Being a good netezen, with iptables.
Mon, 25 Mar 2002 20:46:09 -0500
On Mon, Mar 25, 2002 at 05:30:46PM -0800, Rob Finneran wrote:
> Good topic.
> I've read a CERT that states that ISP should practice being good net citizen
> by not allowing packets with spoofed IP addresses to leave there networks.
It's easier said than done.
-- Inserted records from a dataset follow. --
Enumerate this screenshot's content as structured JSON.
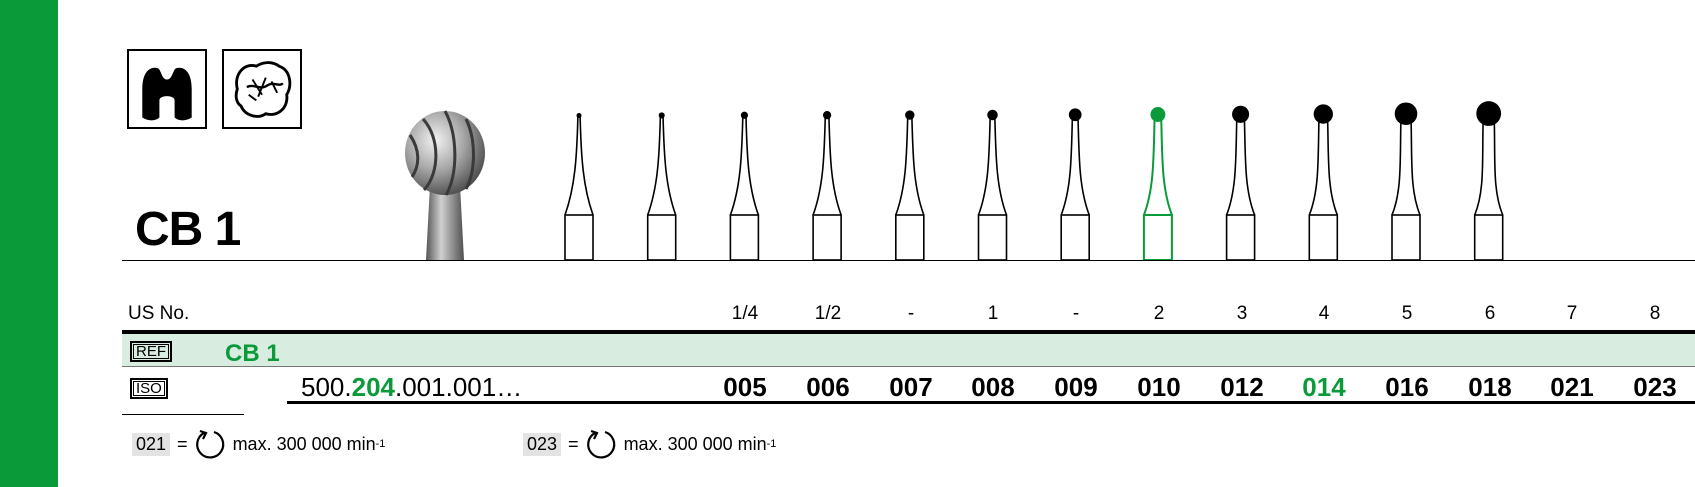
{
  "title": "CB 1",
  "icons": [
    "crown-icon",
    "tooth-occlusal-icon"
  ],
  "colors": {
    "brand_green": "#0a9a3a",
    "ref_row_bg": "#d8ece0"
  },
  "us_no": {
    "label": "US No.",
    "values": [
      "1/4",
      "1/2",
      "-",
      "1",
      "-",
      "2",
      "3",
      "4",
      "5",
      "6",
      "7",
      "8"
    ]
  },
  "ref": {
    "tag": "REF",
    "code": "CB 1"
  },
  "iso": {
    "tag": "ISO",
    "number": {
      "prefix": "500.",
      "highlight": "204",
      "suffix": ".001.001…"
    },
    "sizes": [
      "005",
      "006",
      "007",
      "008",
      "009",
      "010",
      "012",
      "014",
      "016",
      "018",
      "021",
      "023"
    ],
    "highlighted_size": "014"
  },
  "notes": [
    {
      "code": "021",
      "eq": "=",
      "rotation_icon": "rotation-icon",
      "text": "max. 300 000 min",
      "sup": "-1"
    },
    {
      "code": "023",
      "eq": "=",
      "rotation_icon": "rotation-icon",
      "text": "max. 300 000 min",
      "sup": "-1"
    }
  ]
}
First of all, it should be done on the edge,
otherwise a transit network cannot distinguish between a spoofed or a
valid transit packet; secondly just imagine what the impact would be to
filter on oc12 or 48 or even 192 interfaces... Another point is that not
all spoofed packets are from different ISP's or even segments of an ISP, so
there is still possibility for a spoofer to spoof...
But in general, I agree, spoofed packets should get identified and dropped
as early as possible, ideally on the very first hop.
> Maybe I'm a little naive, but if everyone did this, wouldn't this prevent
> the majority of hack attacks?
> -----Original Message-----
> From: firstname.lastname@example.org
> [mailto:email@example.com]On Behalf Of Daniel F. Chief
> Security Engineer -
> Sent: Monday, March 25, 2002 2:31 PM
> To: Netfilter - Mail list
> Subject: Being a good netezen, with iptables.
> This may be more philosophical than technical.
> I have several gateway firewalls using iptables : )
> Big ones each one can see at peak around 100+ Mbs. I have many rules for
> ports that are filtered to REJECT with am ICMP port or host unreachable.
> time to time I get e-mails from other _admins_ saying "Your IP
> xxx.xxx.xxx.xxx is attacking us" some of them include packet logs showing
> the ICMP packets coming from my firewall. So basically I tell them to check
> out their own system as I know my firewalls are secure(of course i check
> out every time because Im paranoid). Telling them that it is possible that
> some one spoofed their IP while sending me packets. But it could be port
> scanners who may own the other guys box or have an account there which
> them to portscan.
> By using the REJECTS to me seems it would possibly draw attention to these
> systems that are doing such naughty things when a netadmin hopefully sees
> potentially hundreds of ICMP port unreachable coming in to his network
> for one machine. I know I have filters setup to see this kind of stuff and
> alert me to the possibility of a compromised machine.
> Im not trying to start a _Holy_war_ between DROP and REJECT fans, Just
> wondering what the consenses is here. What should a good netezen do these
> Chief Security Engineer | Daniel Fairchild firstname.lastname@example.org
> Unix is like a wigwam -- no Gates, no Windows, and an Apache inside.